While the Moncada attack failed in fulfilling its immediate objective, it was central to the Cuban people's struggle for national affirmation and social emancipation. Cubans have always placed Moncada in a broad historical context, viewing it as a crucial link in the century-long striving of Cuba to free itself from Spanish colonial domination and U.S. tutelage, and then, establish authentic independence. At his trial Fidel Castro delivered a speech that eventually became the manifesto of the movement to overthrow the Batista tyranny. It was published as La Historia Me Absolvera (History Will Absolve Me) and laid out the national and social goals of the revolutionary movement that eventually triumphed on January 1, 1959. Today, the Moncada and Carlos Manuel de Cespedes barracks, now a school and a museum, stand as concrete symbols of that successful struggle.

Although that first battle was lost, the Revolution ultimately prevailed on January 1, 1959.

Since the Cuban people embarked on the road paved by Moncada, Cuba has refuted and continues to refute the colonialist mentality and practice of foisting on independent countries imperial arrangements and dictates that they resoundingly reject.

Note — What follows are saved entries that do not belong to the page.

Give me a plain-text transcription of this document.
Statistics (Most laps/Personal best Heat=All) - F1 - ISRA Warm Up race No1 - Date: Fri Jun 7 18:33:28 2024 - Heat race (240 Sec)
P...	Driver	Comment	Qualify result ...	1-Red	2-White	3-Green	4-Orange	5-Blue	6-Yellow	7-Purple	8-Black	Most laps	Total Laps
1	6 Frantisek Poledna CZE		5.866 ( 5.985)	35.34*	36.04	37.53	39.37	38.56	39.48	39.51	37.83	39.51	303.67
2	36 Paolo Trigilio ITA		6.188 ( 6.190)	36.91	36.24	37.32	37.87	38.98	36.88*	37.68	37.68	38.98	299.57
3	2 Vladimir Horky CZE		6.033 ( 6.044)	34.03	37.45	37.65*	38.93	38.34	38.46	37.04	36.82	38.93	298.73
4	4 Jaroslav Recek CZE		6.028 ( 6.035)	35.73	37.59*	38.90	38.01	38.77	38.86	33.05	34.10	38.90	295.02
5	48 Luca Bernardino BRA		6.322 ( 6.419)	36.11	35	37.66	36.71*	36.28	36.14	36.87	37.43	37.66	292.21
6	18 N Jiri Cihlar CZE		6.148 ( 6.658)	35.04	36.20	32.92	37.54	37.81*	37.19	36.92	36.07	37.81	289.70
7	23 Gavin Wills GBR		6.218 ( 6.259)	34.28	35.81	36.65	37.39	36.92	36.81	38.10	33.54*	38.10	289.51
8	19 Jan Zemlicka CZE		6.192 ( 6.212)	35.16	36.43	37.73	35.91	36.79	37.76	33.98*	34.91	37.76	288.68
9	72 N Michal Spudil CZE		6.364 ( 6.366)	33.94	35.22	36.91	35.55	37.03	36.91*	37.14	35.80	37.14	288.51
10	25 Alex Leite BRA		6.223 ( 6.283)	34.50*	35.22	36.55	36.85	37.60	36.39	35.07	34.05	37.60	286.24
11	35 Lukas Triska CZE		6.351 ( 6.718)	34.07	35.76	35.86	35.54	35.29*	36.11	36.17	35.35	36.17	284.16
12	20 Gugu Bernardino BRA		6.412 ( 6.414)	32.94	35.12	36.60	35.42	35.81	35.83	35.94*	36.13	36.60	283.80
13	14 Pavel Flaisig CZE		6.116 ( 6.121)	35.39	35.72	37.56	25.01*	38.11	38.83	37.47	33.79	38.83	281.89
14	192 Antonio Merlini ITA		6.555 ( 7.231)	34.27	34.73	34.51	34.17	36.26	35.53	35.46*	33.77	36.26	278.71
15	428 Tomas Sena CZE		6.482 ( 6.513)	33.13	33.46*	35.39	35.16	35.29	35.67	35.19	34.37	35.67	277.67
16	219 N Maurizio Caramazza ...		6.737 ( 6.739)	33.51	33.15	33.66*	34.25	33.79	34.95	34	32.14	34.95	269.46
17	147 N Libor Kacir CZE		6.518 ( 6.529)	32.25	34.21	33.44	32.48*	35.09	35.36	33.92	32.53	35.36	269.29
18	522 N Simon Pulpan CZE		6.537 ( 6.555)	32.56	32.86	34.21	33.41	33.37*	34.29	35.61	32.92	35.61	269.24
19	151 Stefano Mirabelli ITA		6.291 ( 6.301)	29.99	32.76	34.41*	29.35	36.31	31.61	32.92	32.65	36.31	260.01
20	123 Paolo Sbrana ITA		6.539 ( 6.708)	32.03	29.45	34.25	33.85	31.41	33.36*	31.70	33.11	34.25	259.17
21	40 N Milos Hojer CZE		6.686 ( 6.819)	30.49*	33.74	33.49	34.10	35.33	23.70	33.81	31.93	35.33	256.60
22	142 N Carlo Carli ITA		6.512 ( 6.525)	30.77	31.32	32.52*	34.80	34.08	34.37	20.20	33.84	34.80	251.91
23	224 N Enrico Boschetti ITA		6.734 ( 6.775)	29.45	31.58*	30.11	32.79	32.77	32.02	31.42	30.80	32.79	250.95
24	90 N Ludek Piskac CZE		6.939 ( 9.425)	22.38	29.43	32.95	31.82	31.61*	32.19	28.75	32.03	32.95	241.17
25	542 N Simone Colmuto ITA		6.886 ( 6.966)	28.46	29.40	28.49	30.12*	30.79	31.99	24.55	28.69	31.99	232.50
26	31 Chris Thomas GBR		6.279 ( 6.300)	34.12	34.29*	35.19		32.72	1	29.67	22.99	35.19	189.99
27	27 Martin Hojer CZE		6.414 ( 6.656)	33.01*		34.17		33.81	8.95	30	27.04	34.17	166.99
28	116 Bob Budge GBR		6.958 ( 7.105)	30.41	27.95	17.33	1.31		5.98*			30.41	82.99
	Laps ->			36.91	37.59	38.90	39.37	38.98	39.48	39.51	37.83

The Cuban Revolution has refused to renounce its right to self-determination, independence and sovereignty, principles forged in the crucible of Moncada.  

*Isaac Saney is a Cuba specialist at Dalhousie University, and the author of Cuba: A Revolution In Motion and the forthcoming, Cuba, Africa, and Apartheid's End: Africa's Children Return. From 2008-2022, he served as co-chair and national spokesperson of the Canadian Network On Cuba, with which he now serves in an advisory capacity.